The methods proposed by Kentucky for an abortion at that stage of a pregnancy exist, the states wrote, but they're either unavailable, experimental or ineffective. They would require physicians to first cause fetal demise, either through an injection or umbilical cord transection. Doctors would then be allowed to perform the dilation and evacuation abortion procedure.

Attorneys for New York said those methods aren't sufficiently safe, reliable or effective for women compared to how abortions are currently performed after 15 weeks. That would mean a de facto ban on abortion in Kentucky after that stage of a pregnancy, they argued, which would be unlawful.

"It is well settled that a ban on pre-viability abortions is unconstitutional," the states wrote. "At a minimum, the record evidence establishes substantial medical uncertainty about the safety and efficacy of Kentucky's proposed alternative methods."

The filing was partly in response to another brief from a different coalition of 16 states, led by Ohio, that urged the Sixth Circuit to instead reverse McKinley's decision and uphold the law.

That group of states rebuffed claims that Kentucky's proposed method of abortion would create an undue burden on women. They framed the change as a small one that would only require that doctors first cause fetal demise before the procedure to "promote a respect for life."

"True, a State law amounts to an undue burden on patients if it limits doctors to using infeasible or unsafe abortion methods," the states led by Ohio wrote. "But if the State's limit on a particular method leaves doctors legally free to perform alternatives that are both feasible and safe, then physicians cannot veto the state law by refusing to take up those alternatives."

In other words, the states argued that doctors would be free to choose whether to use the abortion methods proposed by Kentucky, but that those physicians didn't have the constitutional right to demand that the procedure be performed without the regulation.

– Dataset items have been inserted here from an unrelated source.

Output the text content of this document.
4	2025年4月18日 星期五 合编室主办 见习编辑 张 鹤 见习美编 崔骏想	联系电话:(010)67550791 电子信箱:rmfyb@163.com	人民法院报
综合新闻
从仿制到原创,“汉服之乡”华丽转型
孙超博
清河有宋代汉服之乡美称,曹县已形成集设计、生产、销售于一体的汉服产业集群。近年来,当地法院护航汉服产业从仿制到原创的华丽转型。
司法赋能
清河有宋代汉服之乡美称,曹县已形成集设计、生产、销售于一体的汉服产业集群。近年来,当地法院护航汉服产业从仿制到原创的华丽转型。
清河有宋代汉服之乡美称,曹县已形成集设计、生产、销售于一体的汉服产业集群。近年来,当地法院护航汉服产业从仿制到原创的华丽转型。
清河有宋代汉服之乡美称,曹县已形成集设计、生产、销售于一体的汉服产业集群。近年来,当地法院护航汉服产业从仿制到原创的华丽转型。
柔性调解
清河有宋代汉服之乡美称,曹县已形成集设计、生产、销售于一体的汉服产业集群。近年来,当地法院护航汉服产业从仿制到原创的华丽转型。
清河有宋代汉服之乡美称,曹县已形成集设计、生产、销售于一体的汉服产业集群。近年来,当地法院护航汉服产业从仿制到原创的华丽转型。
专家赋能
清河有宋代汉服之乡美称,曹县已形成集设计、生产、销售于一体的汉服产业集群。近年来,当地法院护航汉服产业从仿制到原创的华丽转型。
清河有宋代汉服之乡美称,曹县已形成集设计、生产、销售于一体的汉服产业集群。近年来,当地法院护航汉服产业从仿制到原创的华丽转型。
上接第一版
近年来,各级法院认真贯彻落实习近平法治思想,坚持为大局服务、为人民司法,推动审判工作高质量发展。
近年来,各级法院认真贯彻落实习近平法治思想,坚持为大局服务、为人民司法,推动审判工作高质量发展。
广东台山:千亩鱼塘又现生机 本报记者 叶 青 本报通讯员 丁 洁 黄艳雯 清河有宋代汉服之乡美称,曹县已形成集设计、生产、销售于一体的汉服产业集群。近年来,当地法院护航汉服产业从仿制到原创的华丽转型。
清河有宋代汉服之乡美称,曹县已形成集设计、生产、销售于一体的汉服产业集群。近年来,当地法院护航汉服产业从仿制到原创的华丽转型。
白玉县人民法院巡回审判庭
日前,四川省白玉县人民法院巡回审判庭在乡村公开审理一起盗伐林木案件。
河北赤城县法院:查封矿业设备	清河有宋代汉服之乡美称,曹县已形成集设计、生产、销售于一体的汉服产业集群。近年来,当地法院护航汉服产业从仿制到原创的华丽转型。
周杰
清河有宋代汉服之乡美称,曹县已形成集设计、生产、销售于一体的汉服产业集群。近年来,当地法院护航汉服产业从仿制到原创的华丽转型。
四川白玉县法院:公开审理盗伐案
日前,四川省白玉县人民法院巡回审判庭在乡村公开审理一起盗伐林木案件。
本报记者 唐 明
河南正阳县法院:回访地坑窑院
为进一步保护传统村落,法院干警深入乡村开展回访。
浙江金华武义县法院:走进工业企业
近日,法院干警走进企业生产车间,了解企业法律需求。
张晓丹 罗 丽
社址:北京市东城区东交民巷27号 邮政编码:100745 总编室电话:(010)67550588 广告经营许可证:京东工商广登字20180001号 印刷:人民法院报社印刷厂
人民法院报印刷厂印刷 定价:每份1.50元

Attorneys for New York responded to that point with an argument about the unique nature of abortion in Kentucky. There's only a handful of doctors who perform surgical abortions in Kentucky, the states wrote, and they've said they wouldn't use the proposed methods.

"The only physicians currently performing surgical abortions in Kentucky categorically refuse to subject their patients to the medically unnecessary risks associated with fetal demise measures and will therefore cease to perform abortions after 15 weeks if the Act is allowed to take effect," the states wrote.

New York was joined on the brief by California, Colorado, Connecticut, Delaware, Hawaii, Illinois, Maryland, Massachusetts, Michigan, Minnesota, Nevada, New Mexico, Oregon, Pennsylvania, Vermont, Virginia, Washington and the District of Columbia.

A representative for Bevin did not immediately respond to a request for comment on the amicus brief filed by New York.